Çok şeyi unuttuk, hatırladıklarımız ise eksik ve yanlış olabilir. Geçen zaman her şeyi değiştiriyor. Rahmetli Bedri, ilmi sahada geniş bir birikimi olan kişiliği ile etrafında sevgi ve saygı çemberi oluşturmuştu. İnanın, bazı duygu ve düşünceleri kelimelerin ifadesi mümkün olmuyor. Unutulmaz dostluklar kurmuştu. Değişik kesimlerden arkadaşları vardı. Çevresi genişti. Sevenleri ve dostları onu hala hâyır ile yâd ediyor ve edecek, biz de edeceğiz. Salihler anılınca rahmet iner. Biz de, o da bu rahmete muhtacız. Cenazesindeki gariban insanlar bunun şahididir.
Kendileri genç bir âlim olarak, Gaziantep’te haklı bir şöhrete ulaşıyordu… Refah Partisi İl Başkanı idim. Dostlarımızın yardımı ile tanışmak nasip oldu. Fikri ve sosyal konularda kendisiyle uzun görüşmelerimiz oldu.
Ofisi; bizim il binası karşısındaki Petrol İş Hanı’nda (Mehmet Paşa Camii karşısı), Dr. Lütfi Büyükuncu’nun yanında idi. Mütevazı bir ofis idi. Tercüme işleri ile ilgileniyordu. Küçük ofis, hocamızın sevenleri ile dolup taşardı. Arapça ve İngilizceye ileri düzeyde hakimdi. Geçimini de bu işlerden sağlıyordu. Gaziantep’in yerli eşrafından olup, zengin bir ailenin çocuğu olarak büyümüştü. Ailesinin ticari bir iflas geçirmesi, imkânlarını daraltmıştı. Asaletinden hiçbir şey kaybetmemişti. Mütevekkil bir hayat anlayışı vardı. Dar imkânlarına rağmen dostlarına ikramdan geri kalmıyordu; borçlanarak da olsa ikram ediyordu. Kerem sahibi bir insandı.
Dostluğumuz ilerlemişti. Partimizin ileri gelenlerinin isteği üzerine bizimle çalışmasını teklif ettik.
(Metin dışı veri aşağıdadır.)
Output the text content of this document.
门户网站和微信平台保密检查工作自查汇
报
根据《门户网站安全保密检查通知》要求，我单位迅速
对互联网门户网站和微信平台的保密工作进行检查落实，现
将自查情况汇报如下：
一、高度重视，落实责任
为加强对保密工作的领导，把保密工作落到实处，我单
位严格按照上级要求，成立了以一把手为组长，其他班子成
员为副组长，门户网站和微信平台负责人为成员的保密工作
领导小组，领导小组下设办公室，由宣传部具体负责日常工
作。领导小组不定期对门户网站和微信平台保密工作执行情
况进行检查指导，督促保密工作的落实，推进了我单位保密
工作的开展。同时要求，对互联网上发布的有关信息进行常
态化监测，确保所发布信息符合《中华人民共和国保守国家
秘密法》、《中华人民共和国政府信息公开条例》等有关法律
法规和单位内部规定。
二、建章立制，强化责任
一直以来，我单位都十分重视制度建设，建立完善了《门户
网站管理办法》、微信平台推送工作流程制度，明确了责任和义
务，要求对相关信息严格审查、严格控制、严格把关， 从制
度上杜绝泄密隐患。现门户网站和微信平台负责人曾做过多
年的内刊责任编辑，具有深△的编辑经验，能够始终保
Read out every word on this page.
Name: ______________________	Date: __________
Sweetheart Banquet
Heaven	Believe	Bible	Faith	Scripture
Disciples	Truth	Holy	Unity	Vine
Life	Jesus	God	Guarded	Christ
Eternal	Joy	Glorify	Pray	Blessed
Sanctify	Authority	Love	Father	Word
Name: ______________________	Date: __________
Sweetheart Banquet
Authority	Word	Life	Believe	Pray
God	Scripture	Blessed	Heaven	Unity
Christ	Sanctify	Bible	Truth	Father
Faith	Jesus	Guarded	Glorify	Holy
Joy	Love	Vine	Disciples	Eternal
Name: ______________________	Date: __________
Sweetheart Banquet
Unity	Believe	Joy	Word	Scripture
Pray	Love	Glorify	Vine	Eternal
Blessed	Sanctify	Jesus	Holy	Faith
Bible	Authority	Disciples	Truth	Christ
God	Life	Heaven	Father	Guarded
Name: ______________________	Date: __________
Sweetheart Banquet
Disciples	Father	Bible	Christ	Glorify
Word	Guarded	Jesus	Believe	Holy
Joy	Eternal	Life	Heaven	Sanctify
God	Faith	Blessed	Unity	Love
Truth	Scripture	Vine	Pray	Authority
Kendileri siyasete sıcak bakmıyordu. Bu işler siyasetle olmaz, diyordu. Yakınlığımız devam edince kendisini Milli Gençlik Vakfı Gaziantep İl Başkanı olmaya ikna ettik. Millî Gençlik Vakfı’nın ilk kurucu başkanı oldular. Kendileri ile birlikte Ahmet Kölemen Hoca’m büyük emekler sarf ettiler. Sonra ise başkanlıkları sıra ile Veysel Türk, Muharrem Kazcı, Ahmet Kölemen ve Mehmet Karalar yaptılar.
Bedri, çalışmamıza aktif olarak katıldı. Uzun süre Gaziantep Polis Okulu’nda cuma hutbeleri verdi. Mahmudiye Vakfı’nda rahmetli Adil Özberk ve Bekir Öztekin Hocalarımla birlikte üst düzey öğrencilere İslami konularda ders veriyorlardı. Şehrimizde bir ilahiyat fakültesi kurma çalışmalarını Hoşgör Kuran Kursu bünyesinde tasarlamışlardı. Bizleri ve özellikle milli görüşün üst kadrolarını, rahmetli Necmettin Erbakan Hoca’mız ve arkadaşlarını tanıma fırsatını buldu. Onlar da Hocamızı tanıdılar. Camia ile bütünleşmeye başladı.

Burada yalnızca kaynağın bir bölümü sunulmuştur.